Agence France-Presse, Nov 26, 2007

BANGKOK, Thailand -- Thailand's army-installed Prime Minister Surayud Chulanont said Monday that the kingdom should measure the happiness of its people as well as the growth of its economy.

Surayud spoke as he met caretaker Prime Minister Lyonpo Kinzang Dorji of Bhutan, a remote Buddhist kingdom in the Himalayas that has embraced the concept of "gross national happiness" as a guiding tenet of its development.

"We are gathered in concern for the well-being of our people spiritually, mentally and physically," Surayud told reporters.

"We have learned that growth cannot be measured in numbers and GDP alone. It must also be measured through the well-being of the people," he added.
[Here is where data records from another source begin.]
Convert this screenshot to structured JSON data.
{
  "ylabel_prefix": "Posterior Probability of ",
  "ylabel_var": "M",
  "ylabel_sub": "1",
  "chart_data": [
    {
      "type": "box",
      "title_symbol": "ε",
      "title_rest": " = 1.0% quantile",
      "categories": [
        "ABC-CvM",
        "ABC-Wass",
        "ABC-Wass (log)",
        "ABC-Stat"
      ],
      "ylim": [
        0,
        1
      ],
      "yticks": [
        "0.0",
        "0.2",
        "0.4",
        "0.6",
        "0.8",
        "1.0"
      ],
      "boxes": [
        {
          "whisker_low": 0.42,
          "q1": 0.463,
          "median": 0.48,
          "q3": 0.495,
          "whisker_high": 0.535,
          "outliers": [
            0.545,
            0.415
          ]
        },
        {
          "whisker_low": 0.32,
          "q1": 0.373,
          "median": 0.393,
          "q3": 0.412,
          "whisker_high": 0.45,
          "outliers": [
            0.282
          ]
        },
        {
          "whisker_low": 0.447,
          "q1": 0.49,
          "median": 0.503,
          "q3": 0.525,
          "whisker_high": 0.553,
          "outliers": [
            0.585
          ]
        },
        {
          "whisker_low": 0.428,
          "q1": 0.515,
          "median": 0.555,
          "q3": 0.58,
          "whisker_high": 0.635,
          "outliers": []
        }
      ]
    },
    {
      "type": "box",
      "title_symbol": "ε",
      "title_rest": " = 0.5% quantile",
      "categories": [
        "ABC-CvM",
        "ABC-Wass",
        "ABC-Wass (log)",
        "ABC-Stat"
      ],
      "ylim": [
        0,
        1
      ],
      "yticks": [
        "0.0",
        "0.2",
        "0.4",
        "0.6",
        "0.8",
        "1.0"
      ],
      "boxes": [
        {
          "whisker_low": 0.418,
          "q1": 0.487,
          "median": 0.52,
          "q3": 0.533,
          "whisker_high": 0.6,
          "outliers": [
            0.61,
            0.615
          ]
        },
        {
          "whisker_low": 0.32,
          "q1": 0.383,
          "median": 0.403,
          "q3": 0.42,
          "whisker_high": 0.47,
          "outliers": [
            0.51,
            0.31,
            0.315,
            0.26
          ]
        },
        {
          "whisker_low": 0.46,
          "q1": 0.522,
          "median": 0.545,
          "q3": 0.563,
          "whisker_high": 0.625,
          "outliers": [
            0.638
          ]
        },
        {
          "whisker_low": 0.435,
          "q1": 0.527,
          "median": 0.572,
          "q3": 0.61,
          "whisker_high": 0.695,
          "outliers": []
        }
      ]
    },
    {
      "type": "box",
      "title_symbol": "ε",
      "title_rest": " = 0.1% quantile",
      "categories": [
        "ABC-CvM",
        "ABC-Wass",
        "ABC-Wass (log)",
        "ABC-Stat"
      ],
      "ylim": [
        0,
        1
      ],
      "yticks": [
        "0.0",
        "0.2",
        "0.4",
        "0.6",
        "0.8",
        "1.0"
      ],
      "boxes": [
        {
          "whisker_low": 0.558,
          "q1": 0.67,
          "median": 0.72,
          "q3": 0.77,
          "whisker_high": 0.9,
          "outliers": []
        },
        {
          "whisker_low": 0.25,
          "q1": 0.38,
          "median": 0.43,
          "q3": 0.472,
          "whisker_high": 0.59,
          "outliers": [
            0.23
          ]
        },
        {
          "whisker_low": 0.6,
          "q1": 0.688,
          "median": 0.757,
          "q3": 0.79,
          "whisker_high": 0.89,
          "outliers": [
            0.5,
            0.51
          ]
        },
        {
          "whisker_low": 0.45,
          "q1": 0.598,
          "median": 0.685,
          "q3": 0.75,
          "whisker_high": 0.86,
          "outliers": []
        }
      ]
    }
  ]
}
Bhutan is ranked near the bottom of the world's development scale so the landlocked country invented a unique way to measure progress by citing gross national happiness (GNH) ahead of gross domestic product (GDP).

The policy was decreed by former king Jigme Singye Wangchuck in the 1990s in response to low economic growth in an attempt to reflect quality of life over money.

It has since become the isolated kingdom's guiding policy tool and a driving force behind Bhutan's transition to democracy, with elections set for December, Dorji said.

"The government of Bhutan is developing indicators for GNH and incorporating them into concrete policies," he said, adding: "Numerical values do not do justice to the emotions of the human experience."

The philosophy is listed in Bhutan's draft constitution, slated to be ratified after a national referendum planned as part of the country's historic shift toward parliamentary democracy.

A recent study by the Centre for Bhutan Studies, a research institute, found 68 percent of the country's nearly 700,000 people were happy.

A World Bank official last week told Bhutan's state newspaper that other countries should also promote gross national happiness as a gauge of national well-being.